Top state investment officials receive bonuses in excess of $600,000

Top officials with the state’s investment board received bonuses well in excess of $600,000, according to figures released by the board Wednesday.

David Villa, the State of Wisconsin Investment Board’s chief investment officer, received a bonus of more than $660,000 — exceeding his base salary of $415,000 — while SWIB Executive Director Michael Williamson had the second largest incentive compensation bump at $648,643, more than double his $270,000 base level salary.

SWIB announced late Friday that the bonuses had been approved, but did not distribute them to staff until Wednesday.

The incentive pay is based on the $2.68 billion added to the Wisconsin Retirement System past benchmark levels over the last five years. A total of $13.3 million was distributed to staff based on calculations tied to the value added beyond investment performance benchmarks.

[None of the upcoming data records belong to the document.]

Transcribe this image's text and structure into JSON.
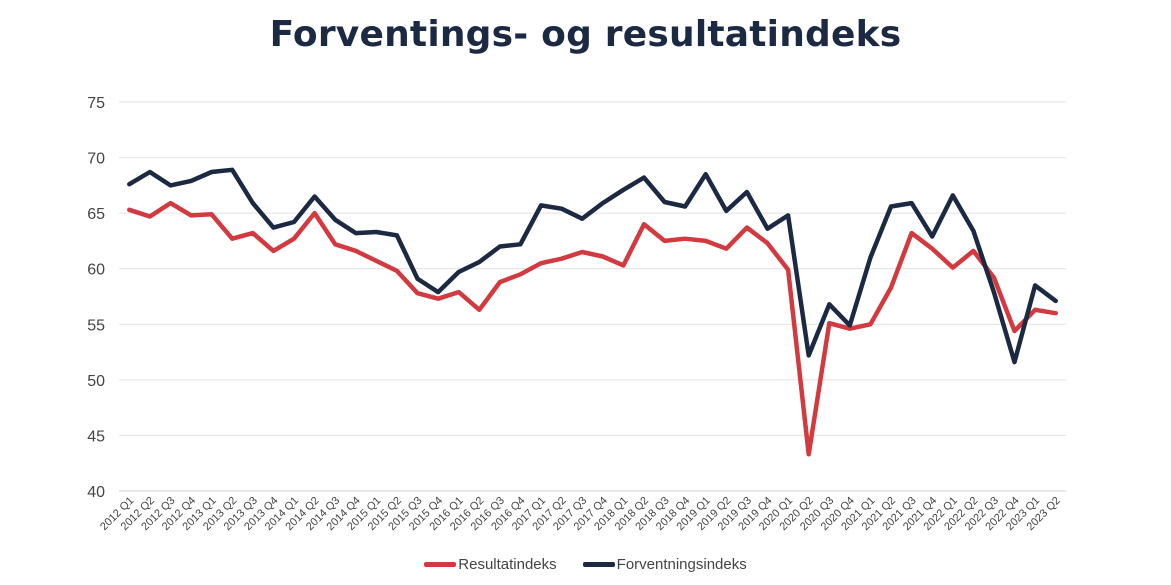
{
  "chart_data": {
    "type": "line",
    "title": "Forventings- og resultatindeks",
    "xlabel": "",
    "ylabel": "",
    "ylim": [
      40,
      75
    ],
    "yticks": [
      40,
      45,
      50,
      55,
      60,
      65,
      70,
      75
    ],
    "grid": true,
    "legend_position": "bottom",
    "categories": [
      "2012 Q1",
      "2012 Q2",
      "2012 Q3",
      "2012 Q4",
      "2013 Q1",
      "2013 Q2",
      "2013 Q3",
      "2013 Q4",
      "2014 Q1",
      "2014 Q2",
      "2014 Q3",
      "2014 Q4",
      "2015 Q1",
      "2015 Q2",
      "2015 Q3",
      "2015 Q4",
      "2016 Q1",
      "2016 Q2",
      "2016 Q3",
      "2016 Q4",
      "2017 Q1",
      "2017 Q2",
      "2017 Q3",
      "2017 Q4",
      "2018 Q1",
      "2018 Q2",
      "2018 Q3",
      "2018 Q4",
      "2019 Q1",
      "2019 Q2",
      "2019 Q3",
      "2019 Q4",
      "2020 Q1",
      "2020 Q2",
      "2020 Q3",
      "2020 Q4",
      "2021 Q1",
      "2021 Q2",
      "2021 Q3",
      "2021 Q4",
      "2022 Q1",
      "2022 Q2",
      "2022 Q3",
      "2022 Q4",
      "2023 Q1",
      "2023 Q2"
    ],
    "series": [
      {
        "name": "Resultatindeks",
        "color": "#d33a3f",
        "values": [
          65.3,
          64.7,
          65.9,
          64.8,
          64.9,
          62.7,
          63.2,
          61.6,
          62.7,
          65.0,
          62.2,
          61.6,
          60.7,
          59.8,
          57.8,
          57.3,
          57.9,
          56.3,
          58.8,
          59.5,
          60.5,
          60.9,
          61.5,
          61.1,
          60.3,
          64.0,
          62.5,
          62.7,
          62.5,
          61.8,
          63.7,
          62.3,
          59.9,
          43.3,
          55.1,
          54.6,
          55.0,
          58.3,
          63.2,
          61.8,
          60.1,
          61.6,
          59.2,
          54.4,
          56.3,
          56.0
        ]
      },
      {
        "name": "Forventningsindeks",
        "color": "#1c2942",
        "values": [
          67.6,
          68.7,
          67.5,
          67.9,
          68.7,
          68.9,
          65.9,
          63.7,
          64.2,
          66.5,
          64.4,
          63.2,
          63.3,
          63.0,
          59.1,
          57.9,
          59.7,
          60.6,
          62.0,
          62.2,
          65.7,
          65.4,
          64.5,
          65.9,
          67.1,
          68.2,
          66.0,
          65.6,
          68.5,
          65.2,
          66.9,
          63.6,
          64.8,
          52.2,
          56.8,
          54.9,
          61.0,
          65.6,
          65.9,
          62.9,
          66.6,
          63.4,
          57.9,
          51.6,
          58.5,
          57.1
        ]
      }
    ]
  }
}
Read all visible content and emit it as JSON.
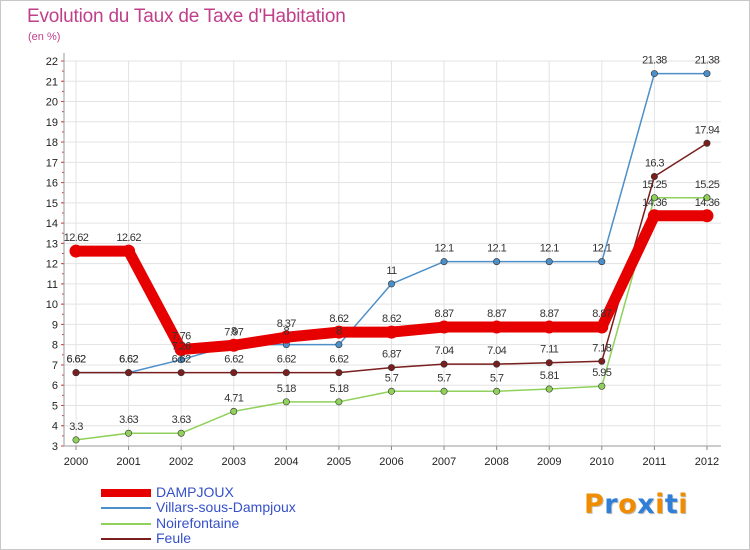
{
  "title": "Evolution du Taux de Taxe d'Habitation",
  "unit": "(en %)",
  "logo": {
    "text": "Proxiti",
    "colors": [
      "#f08c00",
      "#2f7fd8",
      "#f08c00",
      "#2f7fd8",
      "#f08c00",
      "#2f7fd8",
      "#f08c00"
    ]
  },
  "chart_data": {
    "type": "line",
    "title": "Evolution du Taux de Taxe d'Habitation",
    "ylabel": "(en %)",
    "xlabel": "",
    "x": [
      "2000",
      "2001",
      "2002",
      "2003",
      "2004",
      "2005",
      "2006",
      "2007",
      "2008",
      "2009",
      "2010",
      "2011",
      "2012"
    ],
    "ylim": [
      3,
      22
    ],
    "yticks": [
      3,
      4,
      5,
      6,
      7,
      8,
      9,
      10,
      11,
      12,
      13,
      14,
      15,
      16,
      17,
      18,
      19,
      20,
      21,
      22
    ],
    "grid": true,
    "legend": "bottom-left",
    "series": [
      {
        "name": "DAMPJOUX",
        "color": "#e60000",
        "line_width": "thick",
        "values": [
          12.62,
          12.62,
          7.76,
          7.97,
          8.37,
          8.62,
          8.62,
          8.87,
          8.87,
          8.87,
          8.87,
          14.36,
          14.36
        ],
        "labels": [
          "12.62",
          "12.62",
          "7.76",
          "7.97",
          "8.37",
          "8.62",
          "8.62",
          "8.87",
          "8.87",
          "8.87",
          "8.87",
          "14.36",
          "14.36"
        ]
      },
      {
        "name": "Villars-sous-Dampjoux",
        "color": "#4d8fc8",
        "line_width": "thin",
        "values": [
          6.62,
          6.62,
          7.26,
          8,
          8,
          8,
          11,
          12.1,
          12.1,
          12.1,
          12.1,
          21.38,
          21.38
        ],
        "labels": [
          "6.62",
          "6.62",
          "7.26",
          "8",
          "8",
          "8",
          "11",
          "12.1",
          "12.1",
          "12.1",
          "12.1",
          "21.38",
          "21.38"
        ]
      },
      {
        "name": "Noirefontaine",
        "color": "#8fd15a",
        "line_width": "thin",
        "values": [
          3.3,
          3.63,
          3.63,
          4.71,
          5.18,
          5.18,
          5.7,
          5.7,
          5.7,
          5.81,
          5.95,
          15.25,
          15.25
        ],
        "labels": [
          "3.3",
          "3.63",
          "3.63",
          "4.71",
          "5.18",
          "5.18",
          "5.7",
          "5.7",
          "5.7",
          "5.81",
          "5.95",
          "15.25",
          "15.25"
        ]
      },
      {
        "name": "Feule",
        "color": "#7a1e1e",
        "line_width": "thin",
        "values": [
          6.62,
          6.62,
          6.62,
          6.62,
          6.62,
          6.62,
          6.87,
          7.04,
          7.04,
          7.11,
          7.18,
          16.3,
          17.94
        ],
        "labels": [
          "6.62",
          "6.62",
          "6.62",
          "6.62",
          "6.62",
          "6.62",
          "6.87",
          "7.04",
          "7.04",
          "7.11",
          "7.18",
          "16.3",
          "17.94"
        ]
      }
    ]
  }
}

The bonuses are spread among all SWIB staff, ranging from the $660,378 for Villa to $1,245 for a junior corporate governance analyst. While SWIB caps incentive pay of certain employees, those caps aren’t necessarily limited to a percentage of salary, according to SWIB spokeswoman Vicki Hearing. Instead, salary is one of the factors considered when capping those incentive pay packages.

Hearing added that despite the size of the bonuses, SWIB actually saves money by paying more to internal employees for services that were formerly contracted out to external fund managers. Hearing said 60 percent of SWIB funds are managed internally, but those staff costs comprised only 14 percent of management costs.